What you need to know about Ohio Politics and Policy
· December 19, 2011
“Best School Funding Formula in the Country” on Administrative Leave
Gov. John Kasich’s administration yesterday confirmed what has long been suspected: Kasich’s brash claim that ditching Gov. Ted Strickland’s Evidence Based Model of School Funding and developing a new one within a year probably won’t happen, even for next school year. Less than a year after declaring he’s going to develop the best school funding model in the country, Kasich’s finding it’s perhaps more complicated than his bumper-sticker understanding of the issue made it seem.
That means for Kasich’s first biennial budget, it appears that Ohio will have the dubious distinction of being the only state in the country that doesn’t have a school funding formula.
The problem is two-fold.
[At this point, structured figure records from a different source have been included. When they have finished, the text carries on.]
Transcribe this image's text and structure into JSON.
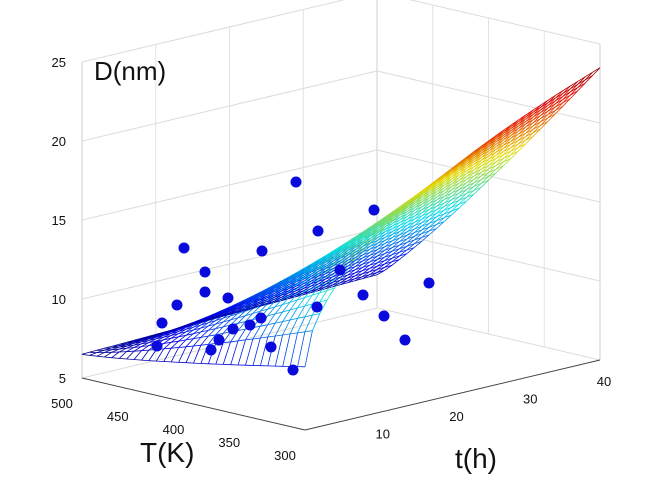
{
  "chart_data": {
    "type": "surface",
    "zlabel": "D(nm)",
    "xlabel": "t(h)",
    "ylabel": "T(K)",
    "zlim": [
      5,
      25
    ],
    "xlim": [
      0,
      40
    ],
    "ylim": [
      300,
      500
    ],
    "z_ticks": [
      "5",
      "10",
      "15",
      "20",
      "25"
    ],
    "x_ticks": [
      "10",
      "20",
      "30",
      "40"
    ],
    "y_ticks": [
      "500",
      "450",
      "400",
      "350",
      "300"
    ],
    "grid": true,
    "colormap": "jet",
    "surface_color_range": [
      "#1a1ad0",
      "#e8121a"
    ],
    "marker_color": "#0a0adc",
    "points": [
      {
        "t": 0,
        "T": 490,
        "D": 7.0
      },
      {
        "t": 0,
        "T": 470,
        "D": 8.5
      },
      {
        "t": 0,
        "T": 450,
        "D": 9.5
      },
      {
        "t": 0,
        "T": 420,
        "D": 13.0
      },
      {
        "t": 0,
        "T": 400,
        "D": 11.5
      },
      {
        "t": 0,
        "T": 390,
        "D": 10.5
      },
      {
        "t": 0,
        "T": 370,
        "D": 10.0
      },
      {
        "t": 0,
        "T": 400,
        "D": 7.0
      },
      {
        "t": 0,
        "T": 380,
        "D": 7.5
      },
      {
        "t": 0,
        "T": 360,
        "D": 8.0
      },
      {
        "t": 0,
        "T": 340,
        "D": 8.5
      },
      {
        "t": 0,
        "T": 320,
        "D": 9.0
      },
      {
        "t": 0,
        "T": 310,
        "D": 13.0
      },
      {
        "t": 4,
        "T": 300,
        "D": 7.0
      },
      {
        "t": 6,
        "T": 300,
        "D": 5.5
      },
      {
        "t": 10,
        "T": 300,
        "D": 17.0
      },
      {
        "t": 12,
        "T": 300,
        "D": 9.5
      },
      {
        "t": 14,
        "T": 300,
        "D": 14.0
      },
      {
        "t": 20,
        "T": 300,
        "D": 11.5
      },
      {
        "t": 24,
        "T": 300,
        "D": 10.0
      },
      {
        "t": 24,
        "T": 300,
        "D": 15.0
      },
      {
        "t": 26,
        "T": 300,
        "D": 8.5
      },
      {
        "t": 30,
        "T": 300,
        "D": 7.0
      },
      {
        "t": 36,
        "T": 300,
        "D": 10.5
      }
    ]
  }
}
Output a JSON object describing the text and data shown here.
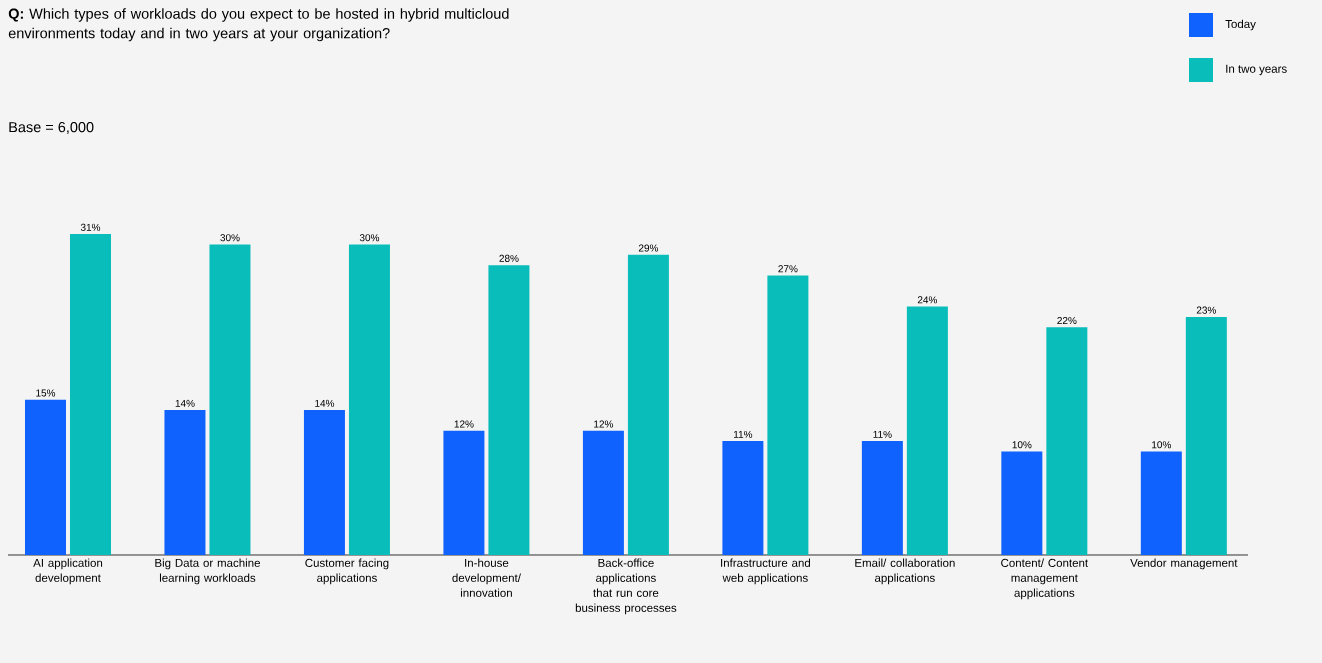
{
  "chart_data": {
    "type": "bar",
    "title": "**Q:** Which types of workloads do you expect to be hosted in hybrid multicloud environments today and in two years at your organization?",
    "subtitle": "Base = 6,000",
    "categories": [
      "AI application development",
      "Big Data or machine learning workloads",
      "Customer facing applications",
      "In-house development/ innovation",
      "Back-office applications that run core business processes",
      "Infrastructure and web applications",
      "Email/ collaboration applications",
      "Content/ Content management applications",
      "Vendor management"
    ],
    "series": [
      {
        "name": "Today",
        "color": "#0f62fe",
        "values": [
          15,
          14,
          14,
          12,
          12,
          11,
          11,
          10,
          10
        ],
        "value_labels": [
          "15%",
          "14%",
          "14%",
          "12%",
          "12%",
          "11%",
          "11%",
          "10%",
          "10%"
        ]
      },
      {
        "name": "In two years",
        "color": "#08bdba",
        "values": [
          31,
          30,
          30,
          28,
          29,
          27,
          24,
          22,
          23
        ],
        "value_labels": [
          "31%",
          "30%",
          "30%",
          "28%",
          "29%",
          "27%",
          "24%",
          "22%",
          "23%"
        ]
      }
    ],
    "legend": "top right"
  }
}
First, Kasich’s so-called “Bridge Formula” (which isn’t in fact a formula at all), and the district-by-district projections that accompanied his budget this year assumed a new formula in the second year of the biennium. His deputies said during legislative hearings that districts shouldn’t rely on the second year of their projections for that reason. How the state will bridge to the new formula in year two of the binnium is now uncertain for districts. Even more disturbing is it appears from the Dispatch story that the Administration hasn’t even tested any formulas by doing projections, runs or other analysis.
Second of all, Kasich and his Legislative Allies have made it very clear they have zero intention of providing any property tax relief to address the incredible funding inequities that led to four Ohio Supreme Court rulings ordering the state to reduce the property tax burden on local districts.
House Finance Committee Chairman Ron Amstutz told the Dispatch: “When you don’t have significantly more money, it makes it harder to make any bigger changes. You create winners and losers. We don’t know how much money we’re going to have.”
Looks like this crowd is doubling down on residually budgeting education, even though the Ohio Supreme Court ruled four times that practice was unconstitutional. The court ordered the state four times to figure out how much education costs, then fund it without overrelying on property taxes.
Kasich and his allies have nearly 20 years of school funding research, formula development and even a year of the School Funding Advisory Council studying these issues in depth. It’s not like Kasich has to reinvent the wheel on determining education’s cost in Ohio. He simply has to look at what many Ohioans have done already.
And don’t buy into the “where’s the money coming from” argument either. For example, to fund Strickland’s Evidence Based Model would have required the state to commit barely more than one percent of the budget each year for 10 years. Yet Kasich and his Legislative Allies refuse to make even that small commitment, which, by the way, would have meant about an average $400 property tax cut for every $100,000 Ohio home.
The education reform of 2009, which included much more than the EBM, received the Frank Newman Award from the Education Commission of the States for being the country’s most “bold, courageous, non-partisan” education reform of 2009. The commission was chaired then by former Republican Gov. and presidential candidate Tim Pawlenty.